La risposta è “Molte cose”, suppone Nurse. Questo perché “più cose sa un hacker di una persona, più quell’uomo, quella donna o la compagnia per cui lavora, sono vulnerabili agli attacchi informatici” ha detto.
Come vengono utilizzate le foto della propria postazione di lavoro da casa dagli hacker
Nurse ha ipotizzato diversi modi in cui i cybercriminali possono sfruttare le informazioni dalle foto che i lavoratori da remoto postano online – spesso anche taggate con hashtag facili da rintracciare, come #Workfromhome e #Homeoffice.
Uno dei metodi è quello di rendere i lavoratori stessi gli obiettivi delle truffe personalizzate utilizzando il loro nome o i dati raccolti dalle informazioni condivise online. Per esempio, l’immagine di un pacchetto regalo dalla propria azienda che mostra l’indirizzo di casa o rivela una data di nascita, potrebbe essere utilizzata per uno spear phishing.
"Supponiamo che ci arrivi via e-mail una gift card il giorno del nostro compleanno, da un amico che non vediamo da molto tempo e che vuole riallacciare i rapporti” ha detto Nurse. “Molte persone aprirebbero l’allegato della gift-card perché la data è corretta e non sanno che si tratta in realtà di un malware o di un ransomware, e che l’hacker conosce la data di compleanno perché l’hanno postata loro stessi online mesi prima”
Tra l’altro, i cybercriminali utilizzano le informazioni personali ottenute dalle attività online e dalle foto, per cercare di carpire le password ed entrare negli account, aumentando le probabilità di furti d’identità, ma anche di potenziali conseguenze finanziarie.
Nurse ha detto che è gli hacker possono utilizzare per i loro scopi malevoli tantissimi sfondi di videochiamate e foto. Per esempio, le persone spesso condividono immagini delle loro postazioni di lavoro che sembrano innocue - ma magari c’è un animale domestico accanto al loro computer, oppure un bambino che è in didattica a distanza. Questi sono veri e proprio tesori per un hacker, che può così carpire le password.
“Le foto e i video pubblicati dai lavoratori da remoto possono anche mostrare dati aziendali e di conseguenza le reti a cui sono collegati” ha aggiunto.
"L'analizzando molte delle immagini degli ambienti domestici di smart working, si vedono: le e-mail di lavoro, le e-mail interne, i nomi dei mittenti, pagine web private, la corrispondenza aziendale potenzialmente sensibile, i software installati sul computer e numeri di identificazione dei dispositivi," ha detto.
Un cybercriminale può utilizzare queste informazioni per creare un’e-mail che all’apparenza sembra quella di un fornitore o un contatto commerciale noto, fare in modo che le vittime scarichino malware e conseguentemente generare un effetto a catene sulla rete aziendale.
Oppure, un hacker potrebbe impersonare qualcuno del reparto informatico di una società e chiedere ai dipendenti di avviare quello che sembra un normale aggiornamento di sistema ma che invece ha tutt’altro scopo.
In generale, gli sfondi e le foto del lavoro da casa sono solo una piccola parte del fenomeno ben documentato di come le aziende stanno facendo fatica nel gestire una forza lavoro quasi interamente in smart-working durante la pandemia, con conseguenze gravi sulla sicurezza informatica.
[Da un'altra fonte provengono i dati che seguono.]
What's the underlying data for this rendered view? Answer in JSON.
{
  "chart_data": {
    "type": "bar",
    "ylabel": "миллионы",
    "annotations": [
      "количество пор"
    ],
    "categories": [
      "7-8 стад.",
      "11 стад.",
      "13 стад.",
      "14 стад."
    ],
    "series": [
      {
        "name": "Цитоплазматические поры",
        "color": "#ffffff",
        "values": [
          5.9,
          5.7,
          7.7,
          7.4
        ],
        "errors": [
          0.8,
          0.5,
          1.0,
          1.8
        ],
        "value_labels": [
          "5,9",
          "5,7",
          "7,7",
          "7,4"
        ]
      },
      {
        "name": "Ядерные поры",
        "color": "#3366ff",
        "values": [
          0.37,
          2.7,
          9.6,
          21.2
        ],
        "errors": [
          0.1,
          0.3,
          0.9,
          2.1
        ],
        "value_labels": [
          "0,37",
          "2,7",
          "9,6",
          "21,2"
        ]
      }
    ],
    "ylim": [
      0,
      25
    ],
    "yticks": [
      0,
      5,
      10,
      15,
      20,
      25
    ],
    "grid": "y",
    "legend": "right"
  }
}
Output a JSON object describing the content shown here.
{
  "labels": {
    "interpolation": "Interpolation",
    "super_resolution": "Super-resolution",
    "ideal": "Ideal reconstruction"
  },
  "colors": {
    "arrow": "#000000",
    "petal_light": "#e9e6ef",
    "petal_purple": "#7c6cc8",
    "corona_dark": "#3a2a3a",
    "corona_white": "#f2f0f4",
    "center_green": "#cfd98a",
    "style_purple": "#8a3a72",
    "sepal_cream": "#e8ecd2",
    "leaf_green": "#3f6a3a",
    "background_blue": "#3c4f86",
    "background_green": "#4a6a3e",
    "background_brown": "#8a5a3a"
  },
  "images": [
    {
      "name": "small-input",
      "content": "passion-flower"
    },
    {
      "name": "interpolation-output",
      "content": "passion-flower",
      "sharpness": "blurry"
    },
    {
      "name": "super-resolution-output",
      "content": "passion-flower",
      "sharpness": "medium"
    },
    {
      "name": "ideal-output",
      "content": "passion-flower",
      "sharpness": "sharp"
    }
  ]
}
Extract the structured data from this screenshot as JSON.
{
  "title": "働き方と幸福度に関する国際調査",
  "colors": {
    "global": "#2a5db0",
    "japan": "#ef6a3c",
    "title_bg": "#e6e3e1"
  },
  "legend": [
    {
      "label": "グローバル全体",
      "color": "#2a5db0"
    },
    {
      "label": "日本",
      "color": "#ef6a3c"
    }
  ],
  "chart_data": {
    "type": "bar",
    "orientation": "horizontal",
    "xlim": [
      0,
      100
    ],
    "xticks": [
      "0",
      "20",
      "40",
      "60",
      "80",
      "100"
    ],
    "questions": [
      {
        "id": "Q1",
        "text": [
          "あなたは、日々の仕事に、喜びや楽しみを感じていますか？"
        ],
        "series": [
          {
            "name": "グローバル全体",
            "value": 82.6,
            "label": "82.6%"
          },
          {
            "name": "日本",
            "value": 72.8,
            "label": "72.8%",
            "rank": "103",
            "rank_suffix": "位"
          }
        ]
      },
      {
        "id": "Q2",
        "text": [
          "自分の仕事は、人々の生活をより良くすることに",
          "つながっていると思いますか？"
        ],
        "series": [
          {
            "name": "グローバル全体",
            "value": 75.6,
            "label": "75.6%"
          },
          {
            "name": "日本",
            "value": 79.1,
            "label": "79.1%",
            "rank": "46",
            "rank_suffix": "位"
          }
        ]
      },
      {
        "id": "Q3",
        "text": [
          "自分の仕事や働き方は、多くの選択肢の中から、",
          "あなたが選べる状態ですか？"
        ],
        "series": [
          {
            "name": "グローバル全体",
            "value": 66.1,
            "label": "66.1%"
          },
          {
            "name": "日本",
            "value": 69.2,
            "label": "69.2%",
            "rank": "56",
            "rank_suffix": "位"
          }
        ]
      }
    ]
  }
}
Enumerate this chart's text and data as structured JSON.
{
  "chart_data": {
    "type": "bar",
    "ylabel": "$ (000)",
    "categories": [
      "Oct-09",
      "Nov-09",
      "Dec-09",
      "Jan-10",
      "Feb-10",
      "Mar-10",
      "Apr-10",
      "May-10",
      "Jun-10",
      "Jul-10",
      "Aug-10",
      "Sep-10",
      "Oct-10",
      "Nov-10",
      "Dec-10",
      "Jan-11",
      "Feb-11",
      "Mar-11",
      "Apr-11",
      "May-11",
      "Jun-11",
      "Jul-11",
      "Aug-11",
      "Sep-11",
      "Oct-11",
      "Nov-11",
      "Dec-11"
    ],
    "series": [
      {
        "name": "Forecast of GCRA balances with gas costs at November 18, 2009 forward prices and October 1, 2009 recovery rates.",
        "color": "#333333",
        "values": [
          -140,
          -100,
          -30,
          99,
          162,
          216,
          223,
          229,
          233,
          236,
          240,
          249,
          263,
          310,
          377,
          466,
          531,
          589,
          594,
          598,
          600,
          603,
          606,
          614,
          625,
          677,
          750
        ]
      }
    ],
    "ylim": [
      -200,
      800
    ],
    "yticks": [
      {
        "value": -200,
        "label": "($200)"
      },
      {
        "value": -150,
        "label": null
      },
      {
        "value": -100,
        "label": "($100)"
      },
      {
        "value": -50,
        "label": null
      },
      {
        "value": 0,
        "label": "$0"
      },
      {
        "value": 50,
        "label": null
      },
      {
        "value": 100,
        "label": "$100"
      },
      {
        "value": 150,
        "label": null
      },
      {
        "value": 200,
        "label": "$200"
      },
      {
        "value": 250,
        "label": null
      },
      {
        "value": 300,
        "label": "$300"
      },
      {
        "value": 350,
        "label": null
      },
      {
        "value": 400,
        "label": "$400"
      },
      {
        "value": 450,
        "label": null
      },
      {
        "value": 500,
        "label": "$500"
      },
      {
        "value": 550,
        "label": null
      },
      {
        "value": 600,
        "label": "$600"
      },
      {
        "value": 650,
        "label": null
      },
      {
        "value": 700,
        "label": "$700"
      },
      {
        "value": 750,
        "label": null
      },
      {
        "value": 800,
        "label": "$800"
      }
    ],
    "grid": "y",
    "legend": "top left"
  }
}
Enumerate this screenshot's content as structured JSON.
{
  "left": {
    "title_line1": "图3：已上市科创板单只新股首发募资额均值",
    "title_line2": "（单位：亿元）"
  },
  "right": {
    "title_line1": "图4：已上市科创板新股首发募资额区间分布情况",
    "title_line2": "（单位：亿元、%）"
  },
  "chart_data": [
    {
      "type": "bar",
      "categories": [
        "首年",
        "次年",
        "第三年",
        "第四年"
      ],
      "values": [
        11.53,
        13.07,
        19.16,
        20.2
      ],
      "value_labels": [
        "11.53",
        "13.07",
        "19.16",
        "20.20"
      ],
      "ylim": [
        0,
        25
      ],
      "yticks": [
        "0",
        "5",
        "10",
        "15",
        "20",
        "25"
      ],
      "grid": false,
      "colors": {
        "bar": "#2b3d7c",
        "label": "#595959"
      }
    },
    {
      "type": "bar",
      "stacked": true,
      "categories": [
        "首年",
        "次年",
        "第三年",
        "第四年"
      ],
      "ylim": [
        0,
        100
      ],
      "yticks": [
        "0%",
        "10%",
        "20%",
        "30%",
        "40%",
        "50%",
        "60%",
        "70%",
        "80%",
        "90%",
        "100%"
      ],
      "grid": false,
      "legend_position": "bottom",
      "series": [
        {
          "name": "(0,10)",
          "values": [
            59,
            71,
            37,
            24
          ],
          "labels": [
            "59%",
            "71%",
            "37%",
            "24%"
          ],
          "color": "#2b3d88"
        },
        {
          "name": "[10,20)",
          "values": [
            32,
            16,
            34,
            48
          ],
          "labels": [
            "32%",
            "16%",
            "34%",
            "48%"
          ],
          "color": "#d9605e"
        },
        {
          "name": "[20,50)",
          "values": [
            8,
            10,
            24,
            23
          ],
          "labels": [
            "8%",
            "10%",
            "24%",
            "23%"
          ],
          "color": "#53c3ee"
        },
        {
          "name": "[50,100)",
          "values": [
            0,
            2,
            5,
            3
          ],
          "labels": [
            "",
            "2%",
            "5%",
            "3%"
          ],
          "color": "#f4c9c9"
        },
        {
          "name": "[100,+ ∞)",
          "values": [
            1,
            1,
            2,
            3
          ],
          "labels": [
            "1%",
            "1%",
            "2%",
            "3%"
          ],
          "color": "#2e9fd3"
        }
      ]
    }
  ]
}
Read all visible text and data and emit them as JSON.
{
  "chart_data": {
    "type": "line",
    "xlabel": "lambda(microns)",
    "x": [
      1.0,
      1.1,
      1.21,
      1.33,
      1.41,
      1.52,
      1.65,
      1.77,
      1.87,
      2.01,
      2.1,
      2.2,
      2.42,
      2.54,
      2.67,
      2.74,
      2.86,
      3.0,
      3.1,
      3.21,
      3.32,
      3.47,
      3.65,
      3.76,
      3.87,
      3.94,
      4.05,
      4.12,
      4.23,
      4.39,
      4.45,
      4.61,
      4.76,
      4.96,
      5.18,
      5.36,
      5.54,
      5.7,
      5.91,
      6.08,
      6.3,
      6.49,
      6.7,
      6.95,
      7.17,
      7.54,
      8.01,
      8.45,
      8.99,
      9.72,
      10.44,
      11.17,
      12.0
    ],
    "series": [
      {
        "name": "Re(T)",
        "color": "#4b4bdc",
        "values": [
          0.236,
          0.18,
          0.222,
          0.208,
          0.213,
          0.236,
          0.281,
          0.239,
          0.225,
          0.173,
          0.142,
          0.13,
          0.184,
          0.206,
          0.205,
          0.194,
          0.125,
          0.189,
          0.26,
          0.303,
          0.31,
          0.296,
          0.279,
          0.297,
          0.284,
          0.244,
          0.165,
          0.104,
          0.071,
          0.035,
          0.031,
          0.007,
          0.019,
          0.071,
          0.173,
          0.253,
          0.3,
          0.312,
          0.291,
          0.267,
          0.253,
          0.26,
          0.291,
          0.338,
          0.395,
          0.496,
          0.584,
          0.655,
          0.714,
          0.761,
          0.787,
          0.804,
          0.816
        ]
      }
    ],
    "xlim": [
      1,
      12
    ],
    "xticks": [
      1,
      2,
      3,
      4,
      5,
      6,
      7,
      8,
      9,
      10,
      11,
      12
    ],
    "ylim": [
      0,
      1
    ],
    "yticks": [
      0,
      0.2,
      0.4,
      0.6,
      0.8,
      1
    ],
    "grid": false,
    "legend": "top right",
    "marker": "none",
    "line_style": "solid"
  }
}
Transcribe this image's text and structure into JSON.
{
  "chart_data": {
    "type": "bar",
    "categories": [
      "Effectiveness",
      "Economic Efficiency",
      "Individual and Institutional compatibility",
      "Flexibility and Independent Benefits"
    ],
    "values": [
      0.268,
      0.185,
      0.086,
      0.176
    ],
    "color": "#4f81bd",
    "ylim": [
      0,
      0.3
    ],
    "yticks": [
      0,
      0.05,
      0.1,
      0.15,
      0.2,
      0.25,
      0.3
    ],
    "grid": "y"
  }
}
Come proteggere la propria postazione di lavoro da casa
La buona notizia è che è facile evitare di cadere nella trappola della condivisione online e dell’esposizione alle minacce quando si lavora a distanza, seguendo alcuni semplici consigli.
Coloro che lavorano da remoto devono sempre stare attenti a quello che c’è nello sfondo di foto e videoconferenze o prendere in considerazione l’utilizzo di uno sfondo virtuale durante le chiamate su zoom e skype. Si potrebbe anche sfocare lo sfondo durante le videoconferenze, in modo che eventuali hacker non possano carpire nulla.
Si sa che le persone che lavorano da casa e si sentono relativamente sole, sono tentate di condividere le loro postazioni di lavoro da remoto sui vari social network utilizzando hashtag divertenti e spiritosi, ma è sconsigliabile farlo: meglio non fornire dati personali che potrebbero essere utilizzati contro di noi.